Statistics of Illumina, 10X Genomics, and Hi-C sequencing data For PacBio long-read sequencing, a 20-kb single-molecule real-time DNA sequencing library was constructed according to the manufacturer's protocol (Pacific Biosciences, Menlo Park, CA, USA). The libraries were used for sequencing on the PacBio Sequel platform and yielded >70.62 Gb (∼160× the assembled genome size) subreads. The library of 10X Genomics was prepared using the Chromium Gel Bead and Library Kit (10X Genomics, Pleasanton, CA, USA) and the Chromium instrument (10X Genomics) following the manufacturer's protocol. The barcoded library was sequenced on an Illumina NovaSeq 6000 system.
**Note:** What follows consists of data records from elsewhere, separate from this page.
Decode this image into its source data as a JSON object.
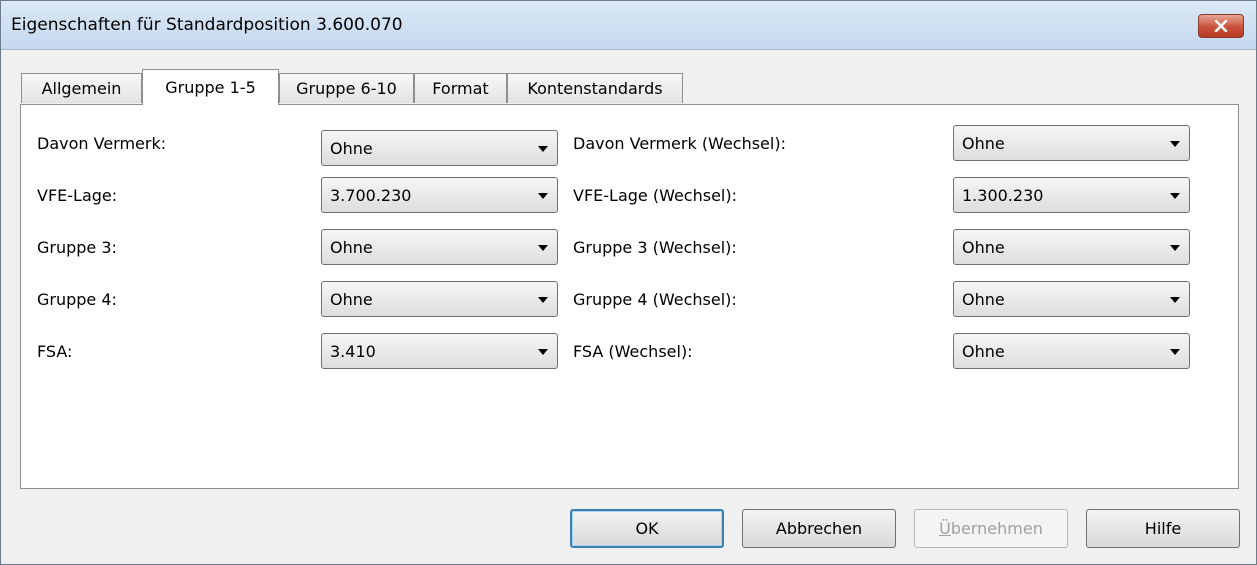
{
  "window": {
    "title": "Eigenschaften für Standardposition 3.600.070"
  },
  "tabs": [
    {
      "label": "Allgemein",
      "active": false
    },
    {
      "label": "Gruppe 1-5",
      "active": true
    },
    {
      "label": "Gruppe 6-10",
      "active": false
    },
    {
      "label": "Format",
      "active": false
    },
    {
      "label": "Kontenstandards",
      "active": false
    }
  ],
  "left_fields": [
    {
      "label": "Davon Vermerk:",
      "value": "Ohne"
    },
    {
      "label": "VFE-Lage:",
      "value": "3.700.230"
    },
    {
      "label": "Gruppe 3:",
      "value": "Ohne"
    },
    {
      "label": "Gruppe 4:",
      "value": "Ohne"
    },
    {
      "label": "FSA:",
      "value": "3.410"
    }
  ],
  "right_fields": [
    {
      "label": "Davon Vermerk (Wechsel):",
      "value": "Ohne"
    },
    {
      "label": "VFE-Lage (Wechsel):",
      "value": "1.300.230"
    },
    {
      "label": "Gruppe 3 (Wechsel):",
      "value": "Ohne"
    },
    {
      "label": "Gruppe 4 (Wechsel):",
      "value": "Ohne"
    },
    {
      "label": "FSA (Wechsel):",
      "value": "Ohne"
    }
  ],
  "buttons": {
    "ok": "OK",
    "cancel": "Abbrechen",
    "apply_prefix": "Ü",
    "apply_rest": "bernehmen",
    "help": "Hilfe"
  }
}
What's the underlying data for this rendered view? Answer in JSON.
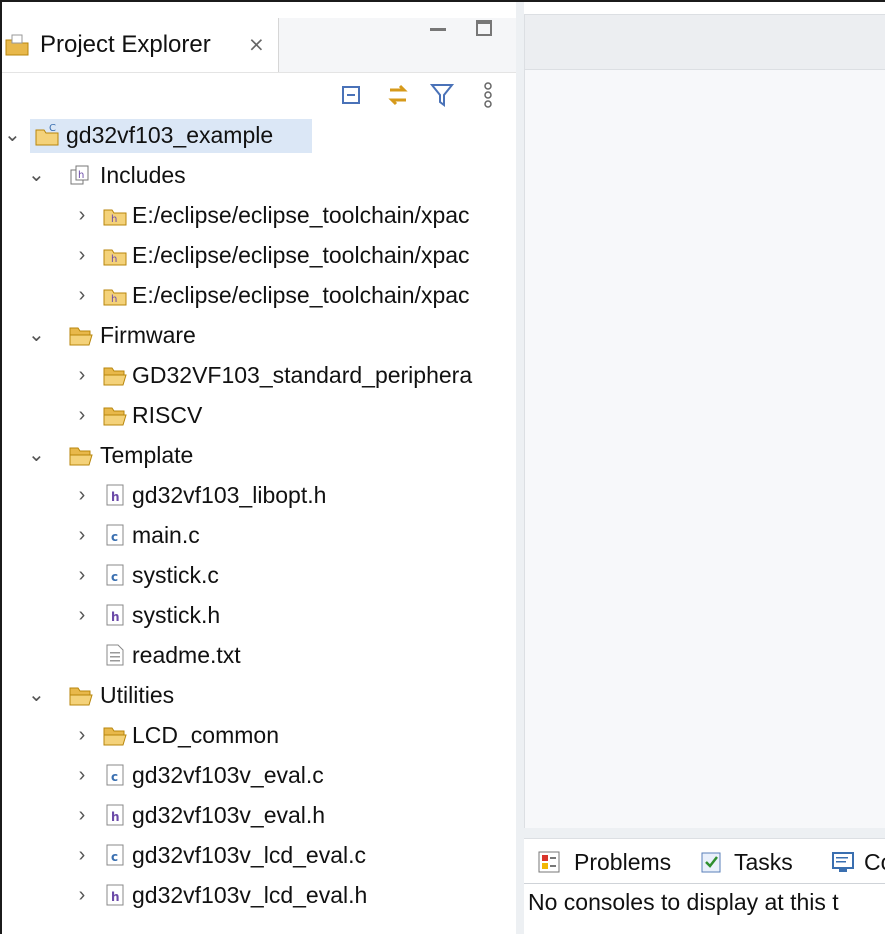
{
  "explorer": {
    "title": "Project Explorer",
    "close_glyph": "⨯",
    "icons": {
      "tab": "project-explorer-icon",
      "collapse_all": "collapse-all-icon",
      "link_with_editor": "link-with-editor-icon",
      "filter": "filter-icon",
      "view_menu": "view-menu-icon",
      "minimize": "minimize-icon",
      "maximize": "maximize-icon"
    }
  },
  "tree": {
    "project": "gd32vf103_example",
    "includes": "Includes",
    "include_paths": [
      "E:/eclipse/eclipse_toolchain/xpac",
      "E:/eclipse/eclipse_toolchain/xpac",
      "E:/eclipse/eclipse_toolchain/xpac"
    ],
    "firmware": "Firmware",
    "firmware_children": [
      "GD32VF103_standard_periphera",
      "RISCV"
    ],
    "template": "Template",
    "template_children": [
      "gd32vf103_libopt.h",
      "main.c",
      "systick.c",
      "systick.h",
      "readme.txt"
    ],
    "utilities": "Utilities",
    "utilities_children": [
      "LCD_common",
      "gd32vf103v_eval.c",
      "gd32vf103v_eval.h",
      "gd32vf103v_lcd_eval.c",
      "gd32vf103v_lcd_eval.h"
    ]
  },
  "bottom_panel": {
    "tabs": [
      "Problems",
      "Tasks",
      "Co"
    ],
    "message": "No consoles to display at this t"
  },
  "colors": {
    "selection": "#dbe7f6",
    "folder": "#e8b84b",
    "source_c": "#3a6fb0",
    "header_h": "#6b4aa8"
  }
}
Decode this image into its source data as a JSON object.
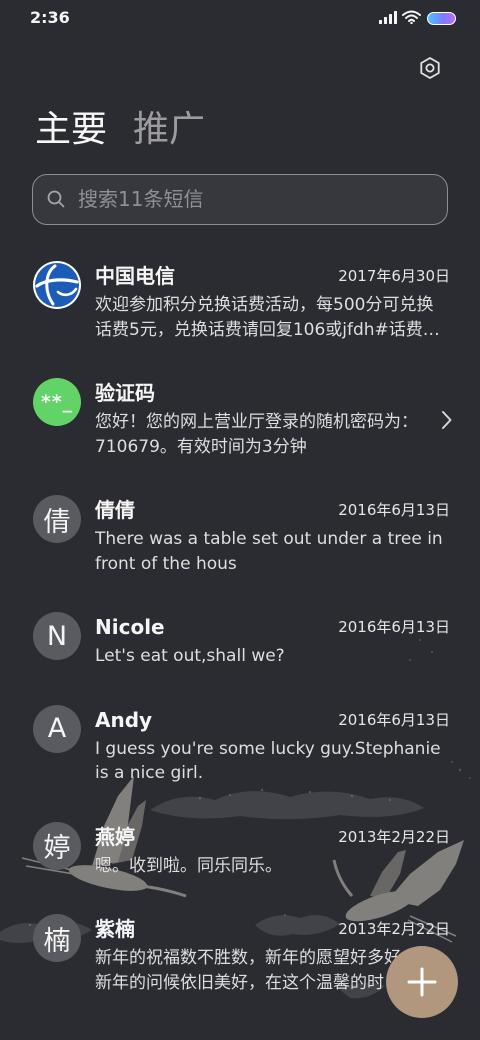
{
  "status_bar": {
    "time": "2:36",
    "icons": [
      "signal-icon",
      "wifi-icon",
      "battery-icon"
    ]
  },
  "header": {
    "settings_icon": "gear-icon",
    "tabs": [
      {
        "label": "主要",
        "active": true
      },
      {
        "label": "推广",
        "active": false
      }
    ]
  },
  "search": {
    "icon": "search-icon",
    "placeholder": "搜索11条短信"
  },
  "conversations": [
    {
      "name": "中国电信",
      "date": "2017年6月30日",
      "preview": [
        "欢迎参加积分兑换话费活动，每500分可兑换",
        "话费5元，兑换话费请回复106或jfdh#话费…"
      ],
      "avatar": {
        "type": "logo",
        "icon": "china-telecom-logo"
      }
    },
    {
      "name": "验证码",
      "preview": [
        "您好！您的网上营业厅登录的随机密码为：",
        "710679。有效时间为3分钟"
      ],
      "avatar": {
        "type": "text",
        "text": "**_",
        "color": "#62d367"
      },
      "chevron": "chevron-right-icon"
    },
    {
      "name": "倩倩",
      "date": "2016年6月13日",
      "preview": [
        "There was a table set out under a tree in",
        "front of the hous"
      ],
      "avatar": {
        "type": "text",
        "text": "倩",
        "color": "#5a5b61"
      }
    },
    {
      "name": "Nicole",
      "date": "2016年6月13日",
      "preview": [
        "Let's eat out,shall we?"
      ],
      "avatar": {
        "type": "text",
        "text": "N",
        "color": "#5a5b61"
      }
    },
    {
      "name": "Andy",
      "date": "2016年6月13日",
      "preview": [
        "I guess you're some lucky guy.Stephanie",
        "is a nice girl."
      ],
      "avatar": {
        "type": "text",
        "text": "A",
        "color": "#5a5b61"
      }
    },
    {
      "name": "燕婷",
      "date": "2013年2月22日",
      "preview": [
        "嗯。收到啦。同乐同乐。"
      ],
      "avatar": {
        "type": "text",
        "text": "婷",
        "color": "#5a5b61"
      }
    },
    {
      "name": "紫楠",
      "date": "2013年2月22日",
      "preview": [
        "新年的祝福数不胜数，新年的愿望好多好",
        "新年的问候依旧美好，在这个温馨的时"
      ],
      "avatar": {
        "type": "text",
        "text": "楠",
        "color": "#5a5b61"
      }
    }
  ],
  "fab": {
    "icon": "plus-icon",
    "color": "#b0977d"
  },
  "colors": {
    "background": "#2b2c31",
    "tab_active": "#f7f7f7",
    "tab_inactive": "#9c9ca1",
    "telecom_blue": "#1c5cb6"
  }
}
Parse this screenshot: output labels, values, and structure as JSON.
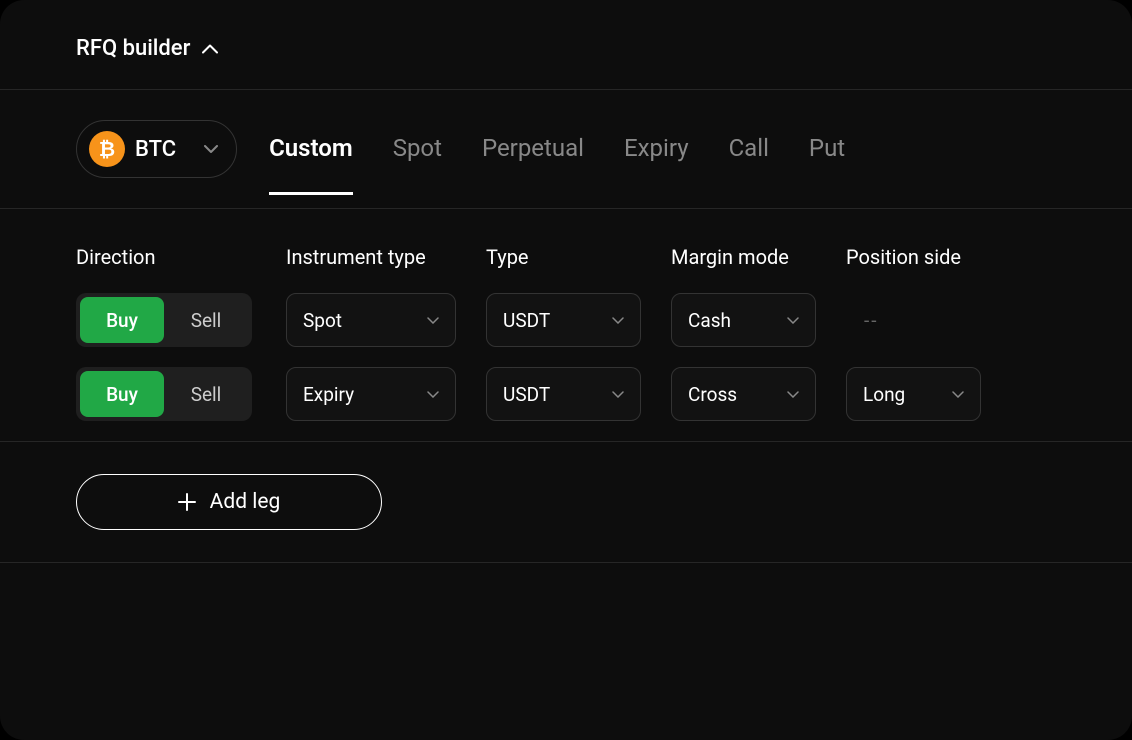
{
  "header": {
    "title": "RFQ builder"
  },
  "asset": {
    "symbol": "BTC",
    "icon_glyph": "₿"
  },
  "tabs": [
    {
      "label": "Custom",
      "active": true
    },
    {
      "label": "Spot",
      "active": false
    },
    {
      "label": "Perpetual",
      "active": false
    },
    {
      "label": "Expiry",
      "active": false
    },
    {
      "label": "Call",
      "active": false
    },
    {
      "label": "Put",
      "active": false
    }
  ],
  "columns": {
    "direction": "Direction",
    "instrument_type": "Instrument type",
    "type": "Type",
    "margin_mode": "Margin mode",
    "position_side": "Position side"
  },
  "direction_labels": {
    "buy": "Buy",
    "sell": "Sell"
  },
  "legs": [
    {
      "direction": "Buy",
      "instrument_type": "Spot",
      "type": "USDT",
      "margin_mode": "Cash",
      "position_side": "--"
    },
    {
      "direction": "Buy",
      "instrument_type": "Expiry",
      "type": "USDT",
      "margin_mode": "Cross",
      "position_side": "Long"
    }
  ],
  "add_leg_label": "Add leg"
}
The BCL files were demultiplexed and converted to fastq files using Supernova mkfastq (v. 2.0.0) with default parameter settings. After the first 23 bases were trimmed from the beginning of read 1 of each pair (the 16-base 10X barcode plus 7 additional bases) by Supernova (v. 2.0.0) with default parameter settings, ∼457.40 Mb reads with a mean length of 138.5 bp were generated. The fraction of Q30 in read 2 was 83.42% (Table 1). Two Bionano optical maps were analyzed with Saphyr's streamlined workflow (BioNano Genomics, San Diego, CA, USA). High molecular weight DNA was treated with Nt.BspQI and Nt.BssSI nicking endonucleases (New England Biolabs), respectively. Fluorescent nucleotides were incorporated by nick translation (Bionano Prep Labeling—NLRS Protocol). After the nicks were repaired, the DNA sample was electrophoresed into massively parallel nanochannel imaging. More than 325 Gb (from Nt.BspQI) and 266 Gb (from Nt.BssSI) image data were collected with a minimum molecule length of 150 kb, respectively (Table 1). A Hi-C library was generated using DpnII restriction enzyme following in situ ligation protocols [21]. The DpnII-digested chromatin was end-labeled with biotin-14-dATP (Thermo Fisher Scientific, Waltham, MA, USA) and used for in situ DNA ligation. The DNA sample was extracted and purified, and then sheared using Covaris S2 (Covaris, Woburn, MA, USA). After A-tailing, pull-down, and adapter ligation, the DNA library was sequenced on an Illumina HiSeq X Ten System using a PE-150 module. More than 133.76 Gb (∼304× of assembled genome size) clean data were generated after trimming low-quality reads and removing adapters by Trimmomatic v. 0.38 with default parameter settings (Table 1).

Transcriptome sequencing

The RNA library was constructed using the TruSeq RNA Sample Preparation Kit v2 (Illumina, San Diego, CA, USA) and the deoxyuridine triphosphate (dUTP) method [22]. The 5 RNA libraries with insert size ∼350 bp were sequenced on an Illumina HiSeq 4000 System using a PE-150 module. The quality of all raw reads was assessed using FASTQC v. 0.11.7 with default parameter settings. The adapters and low-quality bases were trimmed using Trimmomatic v. 0.38 with default parameter settings [20]. As a result, >44.42 Gb clean data were generated (Table S1). The quality-checked sequencing reads were aligned to assembled genome using HISAT2 v.2.1.0 in strand-specific mode [23, 24], and the result showed that the genome mapping rate was 75.68%. The quality-checked reads were also aligned to assembled genome by Tophat v. 2.1.2 in strand-specific mode with a minimum intron length of 20 bp and a maximum intron length of 20 kb [25]. The transcripts were assembled using StringTie v. 1.3.4d with default parameters [23, 26]. The abundance of gene expression was estimated using the “scaledTPM” method in the txImport v. 1.8.0 package with default parameter settings [27]. Gene Ontology (GO) functional enrichment analysis was performed based on the comparison with all protein-coding genes assigned to the GO terms using Fisher's exact test implemented in topGO package v. 2.3.4 with default parameters. In addition, the quality-checked sequencing reads were also de novo assembled with genome-guided or de novo model using Trinity v. 2.5.1 (Trinity, RRID:SCR_013048) [28] in strand-specific mode with min_kmer_cov 2 and min_glue 5. All assembled transcritps were further incorporated to train ab initio predictors for gene prediction (see below, “Genome annotation”).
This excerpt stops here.